Doce años después del episodio toril, un italiano con más suerte que
Federico consiguió exponer un toro en la Bienal de Venecia. Y ganó el primer
premio. “Una lástima, porque cuando yo lo compré recibí un mensaje cósmico: al
año siguiente, el toro salió Gran Campeón y lo vendieron mucho más caro”.
El reinado del bien
“Pinté sin saber pintar, escribí sin saber escribir,
canté sin saber cantar. La torpeza repetida se
transforma en mi estilo”.
FMPR.
Tal vez la consciencia de ser considerado un loco a pesar de que él se
definía como psicodiferente, de tener que enfrentar violencia encubierta con su
mejor sonrisa, de no haber vendido más que una obra en su vida –ni más ni
menos que el sueño de cualquier argentino: un buzón, exhibido en la sala de
Alvaro Castagnino, hecho por él pero idéntico a los originales, una obra que
adquirió en un remate la vedette Egle Martin aunque jamás lo pagó–, fueran
demasiado aún para él. “Sueño con un mundo donde exista el Reinado del Bien,
donde no tenga que defenderme más del Error”. A pesar de que uno de sus
pasatiempos favoritos era contribuir a la construcción de su imagen de loco –arte
provocante, según propia definición y la de su entorno–, por más que, como un
niño, su alboroto sólo tuviera el objetivo de llamar la atención de los demás –
especialmente la de su padre, tan distinto a él–, más de una vez el menosprecio se
colgó de su cuello hasta hundirlo en un lago construido de pequeñas depresiones.
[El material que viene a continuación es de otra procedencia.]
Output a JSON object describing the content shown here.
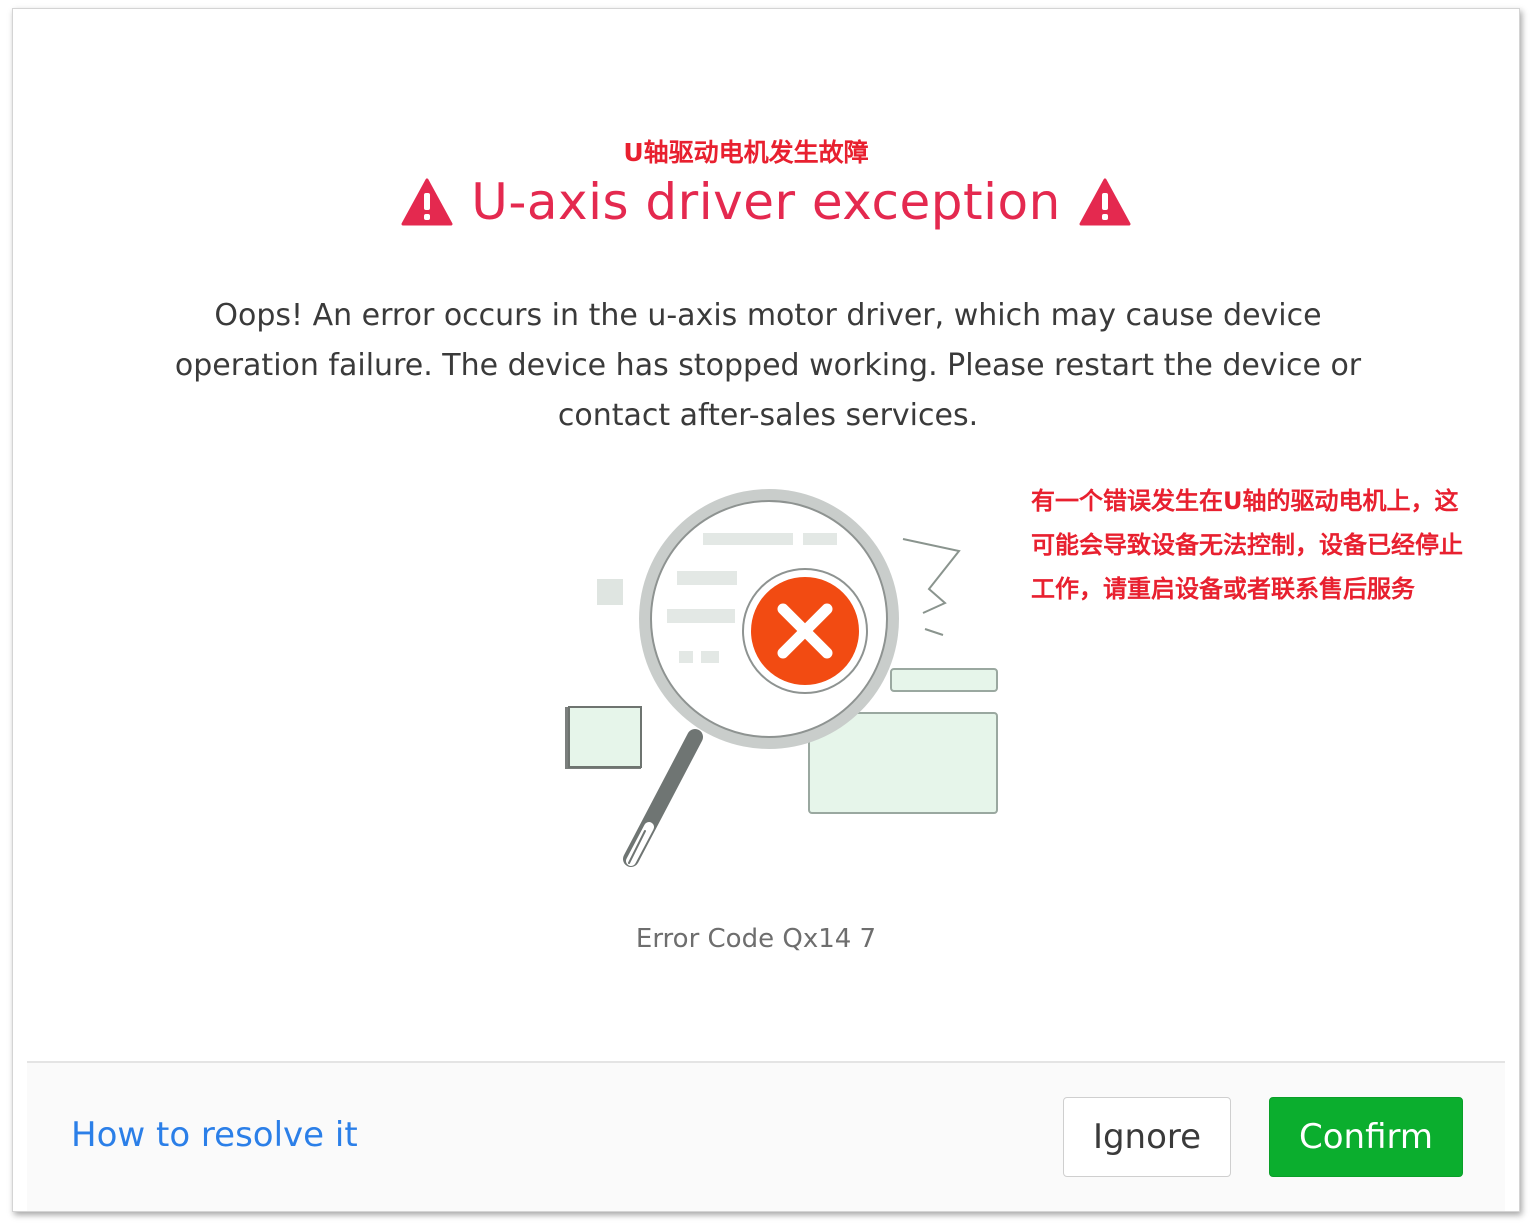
{
  "dialog": {
    "title_cn": "U轴驱动电机发生故障",
    "title": "U-axis driver exception",
    "message": "Oops! An error occurs in the u-axis motor driver, which may cause device operation failure. The device has stopped working. Please restart the device or contact after-sales services.",
    "note_cn": "有一个错误发生在U轴的驱动电机上，这可能会导致设备无法控制，设备已经停止工作，请重启设备或者联系售后服务",
    "error_code": "Error Code Qx14 7"
  },
  "footer": {
    "help_link": "How to resolve it",
    "ignore_label": "Ignore",
    "confirm_label": "Confirm"
  },
  "icons": {
    "title_icons": "warning-triangle",
    "illustration": "magnifier-with-error-x"
  },
  "colors": {
    "title": "#e4294f",
    "annotation": "#e8202f",
    "link": "#2b7fe8",
    "confirm": "#0bae2e",
    "error_badge": "#f24b12"
  }
}
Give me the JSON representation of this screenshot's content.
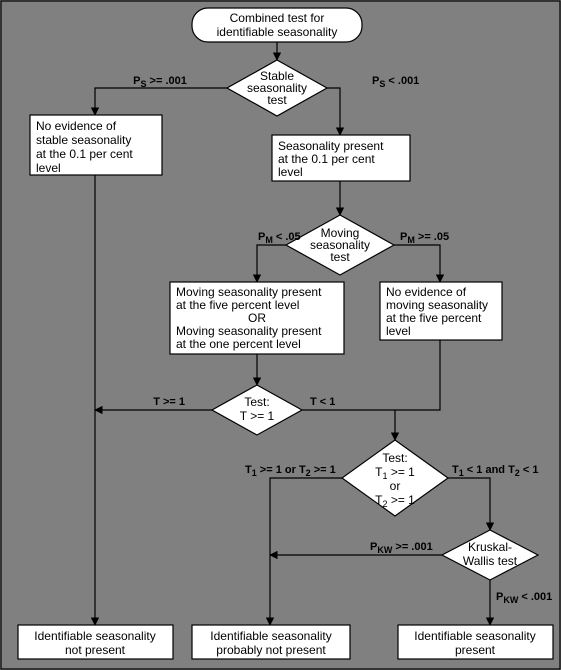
{
  "title1": "Combined test for",
  "title2": "identifiable seasonality",
  "stable1": "Stable",
  "stable2": "seasonality",
  "stable3": "test",
  "left_stable1": "No evidence of",
  "left_stable2": "stable seasonality",
  "left_stable3": "at the 0.1 per cent",
  "left_stable4": "level",
  "right_stable1": "Seasonality present",
  "right_stable2": "at the 0.1 per cent",
  "right_stable3": "level",
  "moving1": "Moving",
  "moving2": "seasonality",
  "moving3": "test",
  "moving_left1": "Moving seasonality present",
  "moving_left2": "at the five percent level",
  "moving_left3": "OR",
  "moving_left4": "Moving seasonality present",
  "moving_left5": "at the one percent level",
  "moving_right1": "No evidence of",
  "moving_right2": "moving seasonality",
  "moving_right3": "at the five percent",
  "moving_right4": "level",
  "test1a": "Test:",
  "test1b": "T >= 1",
  "test2a": "Test:",
  "test2_line1": "T₁ >= 1",
  "test2_line2": "or",
  "test2_line3": "T₂ >= 1",
  "kw1": "Kruskal-",
  "kw2": "Wallis test",
  "out_left1": "Identifiable seasonality",
  "out_left2": "not present",
  "out_mid1": "Identifiable seasonality",
  "out_mid2": "probably not present",
  "out_right1": "Identifiable  seasonality",
  "out_right2": "present",
  "edge_ps_ge": "Pₛ >= .001",
  "edge_ps_lt": "Pₛ < .001",
  "edge_pm_lt": "Pₘ < .05",
  "edge_pm_ge": "Pₘ >= .05",
  "edge_t_ge1": "T >= 1",
  "edge_t_lt1": "T < 1",
  "edge_t12_or": "T₁ >= 1 or T₂ >= 1",
  "edge_t12_and": "T₁ < 1 and T₂ < 1",
  "edge_pkw_ge": "Pₖw >= .001",
  "edge_pkw_lt": "Pₖw < .001"
}
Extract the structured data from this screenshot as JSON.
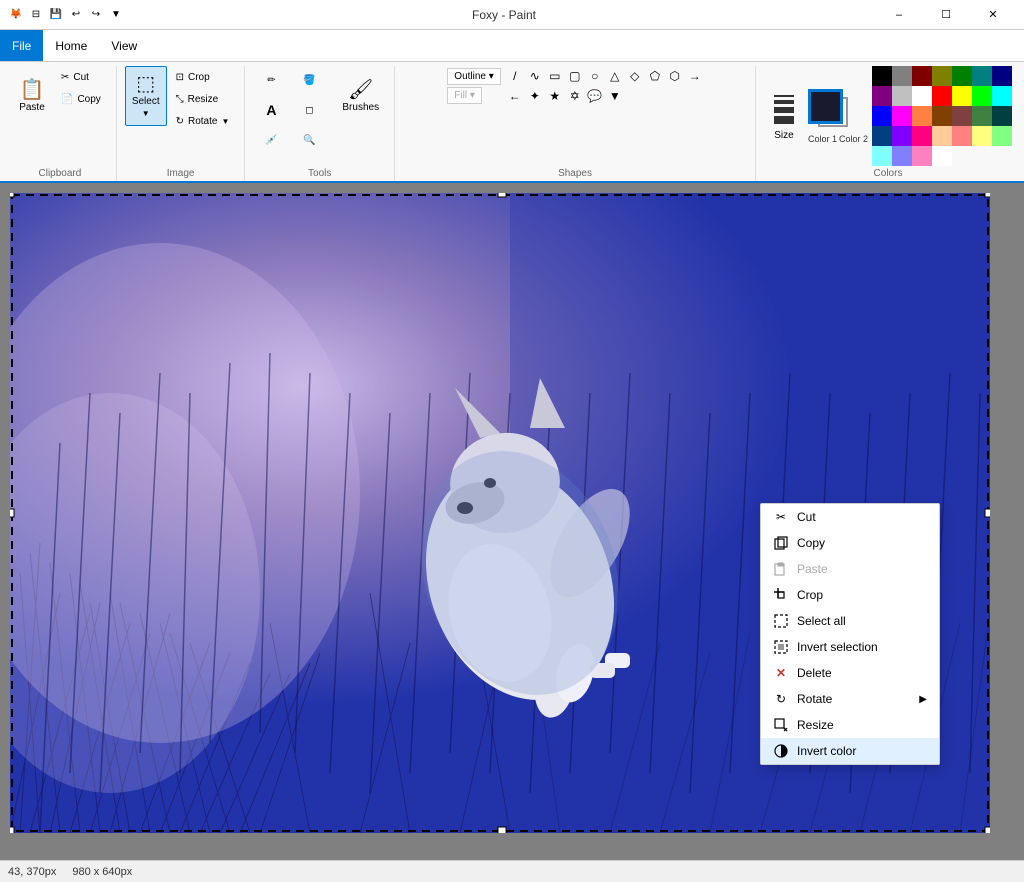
{
  "titleBar": {
    "title": "Foxy - Paint",
    "icons": [
      "⊟",
      "💾",
      "↩",
      "↪",
      "▼"
    ],
    "windowControls": [
      "—",
      "□",
      "✕"
    ]
  },
  "menuBar": {
    "items": [
      "File",
      "Home",
      "View"
    ]
  },
  "ribbon": {
    "clipboard": {
      "label": "Clipboard",
      "paste_label": "Paste",
      "cut_label": "Cut",
      "copy_label": "Copy"
    },
    "image": {
      "label": "Image",
      "crop_label": "Crop",
      "resize_label": "Resize",
      "rotate_label": "Rotate",
      "select_label": "Select"
    },
    "tools": {
      "label": "Tools",
      "brushes_label": "Brushes"
    },
    "shapes": {
      "label": "Shapes"
    },
    "colors": {
      "label": "Colors",
      "size_label": "Size",
      "color1_label": "Color 1",
      "color2_label": "Color 2",
      "outline_label": "Outline ▾",
      "fill_label": "Fill ▾"
    }
  },
  "contextMenu": {
    "items": [
      {
        "id": "cut",
        "label": "Cut",
        "icon": "✂",
        "disabled": false,
        "hasArrow": false
      },
      {
        "id": "copy",
        "label": "Copy",
        "icon": "📋",
        "disabled": false,
        "hasArrow": false
      },
      {
        "id": "paste",
        "label": "Paste",
        "icon": "📄",
        "disabled": true,
        "hasArrow": false
      },
      {
        "id": "crop",
        "label": "Crop",
        "icon": "⊡",
        "disabled": false,
        "hasArrow": false
      },
      {
        "id": "select-all",
        "label": "Select all",
        "icon": "⬚",
        "disabled": false,
        "hasArrow": false
      },
      {
        "id": "invert-selection",
        "label": "Invert selection",
        "icon": "⬜",
        "disabled": false,
        "hasArrow": false
      },
      {
        "id": "delete",
        "label": "Delete",
        "icon": "✕",
        "disabled": false,
        "hasArrow": false
      },
      {
        "id": "rotate",
        "label": "Rotate",
        "icon": "↻",
        "disabled": false,
        "hasArrow": true
      },
      {
        "id": "resize",
        "label": "Resize",
        "icon": "⤡",
        "disabled": false,
        "hasArrow": false
      },
      {
        "id": "invert-color",
        "label": "Invert color",
        "icon": "◑",
        "disabled": false,
        "hasArrow": false
      }
    ]
  },
  "colors": {
    "color1": "#1a1a2e",
    "color2": "#ffffff",
    "palette": [
      "#000000",
      "#808080",
      "#800000",
      "#808000",
      "#008000",
      "#008080",
      "#000080",
      "#800080",
      "#c0c0c0",
      "#ffffff",
      "#ff0000",
      "#ffff00",
      "#00ff00",
      "#00ffff",
      "#0000ff",
      "#ff00ff",
      "#ff8040",
      "#804000",
      "#804040",
      "#408040",
      "#004040",
      "#004080",
      "#8000ff",
      "#ff0080",
      "#ffcc99",
      "#ff8080",
      "#ffff80",
      "#80ff80",
      "#80ffff",
      "#8080ff",
      "#ff80c0",
      "#ffffff"
    ]
  },
  "statusBar": {
    "coords": "43, 370px",
    "size": "980 x 640px"
  }
}
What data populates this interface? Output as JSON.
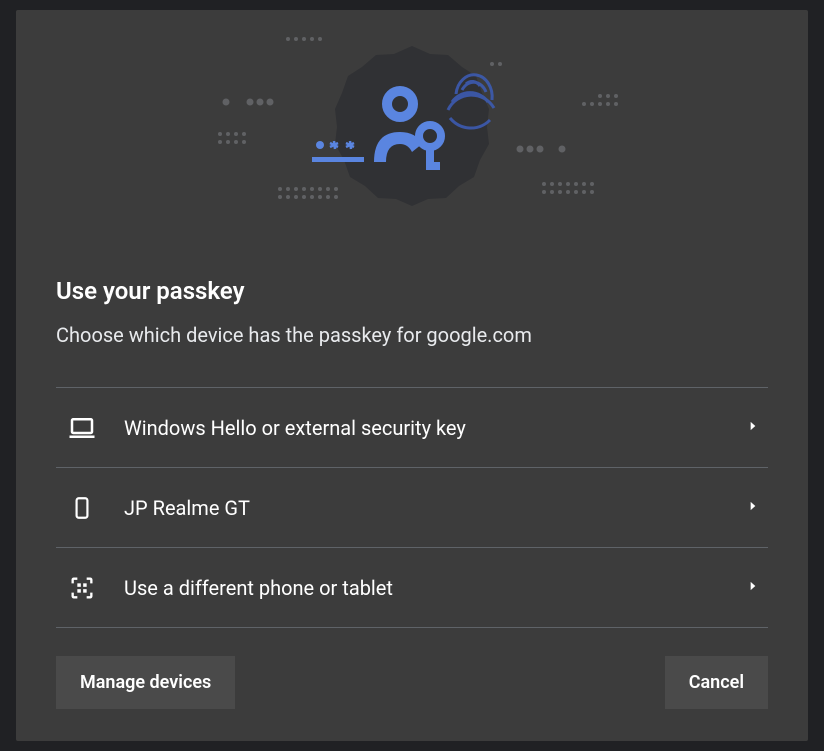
{
  "dialog": {
    "title": "Use your passkey",
    "subtitle": "Choose which device has the passkey for google.com"
  },
  "options": [
    {
      "icon": "laptop",
      "label": "Windows Hello or external security key"
    },
    {
      "icon": "phone",
      "label": "JP Realme GT"
    },
    {
      "icon": "qr",
      "label": "Use a different phone or tablet"
    }
  ],
  "footer": {
    "manage": "Manage devices",
    "cancel": "Cancel"
  },
  "colors": {
    "accent": "#5a85e0",
    "badge": "#303134"
  }
}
Cierta vez, en medio de una de las angustias que le generaba no sentirse
reconocido como artista en su país, enfrentó a Pier Cantamessa, y le planteó con
gravedad:
– Decime una cosa, yo creo que a vos nunca te pude sorprender, nunca hice
algo que te asombrara. Ya hice muchas cosas, como estar vestido con el traje y
los zapatos adentro de la cama, y todo eso, y vos nada. ¿Alguna vez te
sorprendí?.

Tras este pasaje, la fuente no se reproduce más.